Am I understanding right you're saying that a hallmark of modernism was good guys winning? That's very odd to hear--when I think modernism it's Hemingway, Joyce, Faulkner, etc, and they all wrote primarily huge bummers.
But that was before the 50s and 60s. So I'm not sure what the movement you're talking about is, exactly. That was the Beat Generation and postmodernism, which was if anything the real crest of alienation in writing. LIke--Howl and Sunset Boulevard and Alfred Hitchcock, and even light-on-the-surface fare like West Side Story very often ended with tragedy. There was a lot of raw material to reckon with--the Cold War was happening, WWII was still in living memory... hell, Blowup was 1966 and that was one of the most disturbing deconstructions I've ever seen.
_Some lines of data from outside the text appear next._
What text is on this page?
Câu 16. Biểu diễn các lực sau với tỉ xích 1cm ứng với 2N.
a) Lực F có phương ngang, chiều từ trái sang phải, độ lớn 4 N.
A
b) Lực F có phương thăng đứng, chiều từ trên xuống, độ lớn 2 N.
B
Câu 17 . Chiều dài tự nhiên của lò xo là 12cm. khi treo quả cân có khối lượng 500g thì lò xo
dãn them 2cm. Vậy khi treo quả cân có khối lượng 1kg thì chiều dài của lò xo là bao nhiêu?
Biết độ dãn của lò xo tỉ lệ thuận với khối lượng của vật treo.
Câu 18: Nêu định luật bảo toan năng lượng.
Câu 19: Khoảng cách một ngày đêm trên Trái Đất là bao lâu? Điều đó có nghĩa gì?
Again, these are really long-lived, historically rich forms. We can talk preferences (and I think I probably agree with you there, being a fan of a nice HEA myself) without being ahistorical.
It's kinda difficult to explain because people like artists and philosophers rarely agree to what it means, but ...
The way I understand it, and I am not making this up, it's what I was told when I was wondering about the same thing, the modernist cinema (i.e. where the medium began) usually presents a certain set of values, and then advocates for this set of values as universally good.
There is no good parallel to this in the literature. It's about the film as the new, emerging medium.
It's why "good guys" win. Good guys win because they represent the certain set of "traditional" values, and the movie shows the triumph of those beliefs through the victory of the good guys.
Many westerns followed this format, with good guys winning because they represented the law, and order, and duty, and American way, or so.
Even war movies did it - the heroism, sense of duty and so on - was a prevalent theme in them, almost as Hemingway and others never happened. As opposed to "anti-war" movies, which, of course, did the opposite, and were more in line with Hemingway, and Joyce, and Faulkner, showing how cruel and largely pointless or even absurd that affair is.
The post-modernist cinema are movies like
Pulp Fiction, where not only there aren't any good guys that would represent any traditional set of values, and the plot is inherently cynical, but also the itself story itself is told in non-linear way so there is no traditional story structure with clear resolution.
Another post-modernist movie is
Monty Python (and Holy Grail) where nothing is taken seriously, not the story, not the message, not even the story structure, it doesn't even have a proper ending, because why take anything seriously?